The OWASP Top 10 for LLM Applications, Explained

A plain-language breakdown of the OWASP Top 10 risks for LLM applications and what each one means for your AI security posture.

The OWASP Top 10 for LLM Applications has become the de facto framework for understanding AI application risks. Every vendor references it. Every compliance team asks about it. But the actual document is dense and technical.

Here's what each risk actually means, in plain language.

LLM01: Prompt Injection

The big one. An attacker includes instructions in their input that override the model's system prompt. This can cause the model to ignore its intended behavior and follow the attacker's instructions instead.

There are two types. Direct injection: the user submits the malicious instruction. Indirect injection: the malicious instruction is embedded in data the model processes (an email, a document, a web page).

Prompt injection is ranked #1 because it's pervasive, hard to fully prevent, and enables most other attacks on the list.

LLM02: Sensitive Information Disclosure

The model reveals information it shouldn't. This could be training data, personal information, system prompts, API keys, or internal business data.

This happens through direct questioning ("What's in your system prompt?"), through data leakage in generated responses, or through extraction attacks that reconstruct training data.

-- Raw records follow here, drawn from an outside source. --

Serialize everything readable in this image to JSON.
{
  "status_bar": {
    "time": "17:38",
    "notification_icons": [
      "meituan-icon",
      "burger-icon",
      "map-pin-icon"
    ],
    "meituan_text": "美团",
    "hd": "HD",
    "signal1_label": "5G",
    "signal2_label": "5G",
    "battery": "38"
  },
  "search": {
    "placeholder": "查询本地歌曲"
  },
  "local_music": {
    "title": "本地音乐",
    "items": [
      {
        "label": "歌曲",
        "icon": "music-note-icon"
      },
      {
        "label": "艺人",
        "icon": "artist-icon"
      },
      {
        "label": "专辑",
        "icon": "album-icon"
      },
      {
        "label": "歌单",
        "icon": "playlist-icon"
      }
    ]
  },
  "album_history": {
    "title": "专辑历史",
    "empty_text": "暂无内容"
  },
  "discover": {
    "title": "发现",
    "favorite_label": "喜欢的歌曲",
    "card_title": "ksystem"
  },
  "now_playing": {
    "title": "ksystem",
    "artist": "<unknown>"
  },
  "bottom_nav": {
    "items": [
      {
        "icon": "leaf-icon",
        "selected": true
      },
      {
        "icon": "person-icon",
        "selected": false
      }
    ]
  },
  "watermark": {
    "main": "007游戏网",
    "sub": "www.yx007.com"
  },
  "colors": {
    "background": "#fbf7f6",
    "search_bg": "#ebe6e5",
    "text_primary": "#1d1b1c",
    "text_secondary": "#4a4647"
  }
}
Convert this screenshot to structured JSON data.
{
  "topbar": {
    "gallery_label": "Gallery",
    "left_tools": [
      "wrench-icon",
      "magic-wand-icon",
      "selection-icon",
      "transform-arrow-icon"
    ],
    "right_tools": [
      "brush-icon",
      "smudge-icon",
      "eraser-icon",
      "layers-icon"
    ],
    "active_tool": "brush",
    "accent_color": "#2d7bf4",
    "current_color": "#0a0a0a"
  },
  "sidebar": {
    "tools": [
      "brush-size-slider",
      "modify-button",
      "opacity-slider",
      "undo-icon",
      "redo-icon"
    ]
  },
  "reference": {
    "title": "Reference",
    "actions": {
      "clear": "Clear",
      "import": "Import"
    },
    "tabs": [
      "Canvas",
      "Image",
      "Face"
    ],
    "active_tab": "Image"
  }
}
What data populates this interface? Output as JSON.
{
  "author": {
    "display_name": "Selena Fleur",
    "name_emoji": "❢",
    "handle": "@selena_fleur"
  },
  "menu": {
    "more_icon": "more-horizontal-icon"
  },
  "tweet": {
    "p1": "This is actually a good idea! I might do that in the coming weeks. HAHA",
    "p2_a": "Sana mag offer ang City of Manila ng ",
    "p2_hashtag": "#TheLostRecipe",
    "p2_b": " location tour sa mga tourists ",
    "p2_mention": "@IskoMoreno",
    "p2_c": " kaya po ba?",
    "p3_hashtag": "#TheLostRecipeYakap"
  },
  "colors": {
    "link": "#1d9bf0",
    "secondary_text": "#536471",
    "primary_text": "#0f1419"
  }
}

LLM03: Supply Chain Vulnerabilities

Risks from third-party components: pre-trained models with backdoors, poisoned training data, compromised plugins or extensions, vulnerable dependencies in the ML pipeline.

This is the AI equivalent of the Log4j problem. When you use a model or tool you didn't build, you inherit its vulnerabilities.

LLM04: Data and Model Poisoning

Manipulation of training data or fine-tuning data to influence the model's behavior. An attacker who can inject data into the training pipeline can create backdoors, biases, or targeted vulnerabilities that are extremely difficult to detect.

This is a supply chain attack that operates at the model level rather than the code level.

LLM05: Improper Output Handling

The model's output is trusted and used without validation. This leads to XSS when model output is rendered in web pages, SQL injection when model output is used in database queries, command injection when model output is executed as code, or SSRF when model output is used as URLs.

The model is treated as a trusted source when it should be treated as untrusted user input.

LLM06: Excessive Agency

The model has access to too many tools, too many permissions, or too much autonomy. When combined with prompt injection, excessive agency means a compromised model can do more damage.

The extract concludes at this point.